Rickettsial infections present diverse clinical manifestations, ranging from mild self-limiting courses to fatal outcomes. Due to nonspecific acute febrile symptoms (e.g., fever, chills, headache) and occasional maculopapular rashes or vector-bite eschars [6, 7], they are highly susceptible to misdiagnosis, missed diagnosis, or delayed diagnosis. As noted, Japanese spotted fever (JSF) has expanded endemically from eastern coastal to western inland regions, with increased rickettsial infection incidence in northern areas. Poor sanitation and high arthropod density remain high-risk settings. Clinicians in North China must enhance awareness: for atypical fever-rash cases (especially high-risk groups like crowded construction workers with unexplained fever), detailed history-taking, standardized physical examination, and targeted pathogen detection are essential for prompt etiological diagnosis, targeted treatment, and improved prognosis.

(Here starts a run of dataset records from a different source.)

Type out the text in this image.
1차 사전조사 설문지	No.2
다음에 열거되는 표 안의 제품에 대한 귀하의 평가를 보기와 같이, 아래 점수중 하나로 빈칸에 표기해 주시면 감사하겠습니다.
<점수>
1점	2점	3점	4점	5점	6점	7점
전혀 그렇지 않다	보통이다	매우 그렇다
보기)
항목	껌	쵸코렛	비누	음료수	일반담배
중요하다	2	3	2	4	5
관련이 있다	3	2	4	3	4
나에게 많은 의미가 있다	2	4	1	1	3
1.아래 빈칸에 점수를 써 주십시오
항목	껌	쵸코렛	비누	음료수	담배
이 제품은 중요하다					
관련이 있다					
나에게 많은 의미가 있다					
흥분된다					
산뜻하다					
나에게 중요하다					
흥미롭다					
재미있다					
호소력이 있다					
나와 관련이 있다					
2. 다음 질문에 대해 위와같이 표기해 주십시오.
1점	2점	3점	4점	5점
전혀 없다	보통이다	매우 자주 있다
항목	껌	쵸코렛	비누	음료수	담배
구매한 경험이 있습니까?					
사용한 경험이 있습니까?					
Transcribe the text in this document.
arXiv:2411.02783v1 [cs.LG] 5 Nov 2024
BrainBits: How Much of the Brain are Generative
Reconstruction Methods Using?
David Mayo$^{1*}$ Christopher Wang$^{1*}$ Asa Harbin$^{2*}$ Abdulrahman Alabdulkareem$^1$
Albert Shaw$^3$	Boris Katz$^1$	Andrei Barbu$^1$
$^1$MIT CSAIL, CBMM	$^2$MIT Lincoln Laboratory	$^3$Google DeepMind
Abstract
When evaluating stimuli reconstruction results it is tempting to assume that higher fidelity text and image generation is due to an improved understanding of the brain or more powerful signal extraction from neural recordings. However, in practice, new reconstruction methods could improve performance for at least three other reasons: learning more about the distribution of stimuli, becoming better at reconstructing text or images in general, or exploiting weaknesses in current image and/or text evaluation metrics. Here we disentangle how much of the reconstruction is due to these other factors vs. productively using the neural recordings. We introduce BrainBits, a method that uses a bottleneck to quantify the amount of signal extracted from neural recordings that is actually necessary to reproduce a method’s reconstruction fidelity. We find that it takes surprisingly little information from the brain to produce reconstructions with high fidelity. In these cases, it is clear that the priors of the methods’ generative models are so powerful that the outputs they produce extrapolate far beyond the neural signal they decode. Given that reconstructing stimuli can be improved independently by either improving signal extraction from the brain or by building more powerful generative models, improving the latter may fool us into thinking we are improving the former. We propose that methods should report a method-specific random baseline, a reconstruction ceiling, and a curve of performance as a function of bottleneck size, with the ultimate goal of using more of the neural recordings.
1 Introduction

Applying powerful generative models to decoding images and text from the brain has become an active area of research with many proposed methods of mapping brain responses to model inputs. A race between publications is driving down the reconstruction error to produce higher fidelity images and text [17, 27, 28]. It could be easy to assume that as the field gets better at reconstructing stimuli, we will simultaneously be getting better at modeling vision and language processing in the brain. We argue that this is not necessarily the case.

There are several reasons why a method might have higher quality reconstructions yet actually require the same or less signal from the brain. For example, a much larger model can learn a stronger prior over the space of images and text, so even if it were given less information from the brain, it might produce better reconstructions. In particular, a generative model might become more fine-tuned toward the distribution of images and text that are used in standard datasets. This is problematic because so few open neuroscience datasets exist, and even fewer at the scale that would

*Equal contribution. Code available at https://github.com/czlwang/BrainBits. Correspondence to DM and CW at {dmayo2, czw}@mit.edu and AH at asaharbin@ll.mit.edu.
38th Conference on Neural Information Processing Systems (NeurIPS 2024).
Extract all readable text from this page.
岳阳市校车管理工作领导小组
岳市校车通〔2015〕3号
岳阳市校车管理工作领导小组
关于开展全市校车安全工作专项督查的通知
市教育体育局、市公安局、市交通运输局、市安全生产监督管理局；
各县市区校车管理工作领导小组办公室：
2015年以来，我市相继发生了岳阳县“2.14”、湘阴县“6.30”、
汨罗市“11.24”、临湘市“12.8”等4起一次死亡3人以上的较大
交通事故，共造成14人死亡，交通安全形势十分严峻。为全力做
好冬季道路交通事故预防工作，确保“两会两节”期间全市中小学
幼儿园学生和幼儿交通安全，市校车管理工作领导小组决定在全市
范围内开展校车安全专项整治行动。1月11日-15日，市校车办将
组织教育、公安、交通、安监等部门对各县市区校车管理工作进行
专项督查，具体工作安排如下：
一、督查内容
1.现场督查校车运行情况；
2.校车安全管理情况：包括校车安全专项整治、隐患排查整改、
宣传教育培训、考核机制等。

In summary, accelerated globalization, increased population mobility, and significant ecological changes may have substantially altered the epidemiological characteristics of rickettsial infections, resulting in considerable potential transmission risks. Against this backdrop, clinicians must continuously enhance their understanding of rickettsial infections while actively promoting the application of specialized pathogen detection technologies. This approach will enable more effective management of such infectious diseases, thereby safeguarding patient health and lives.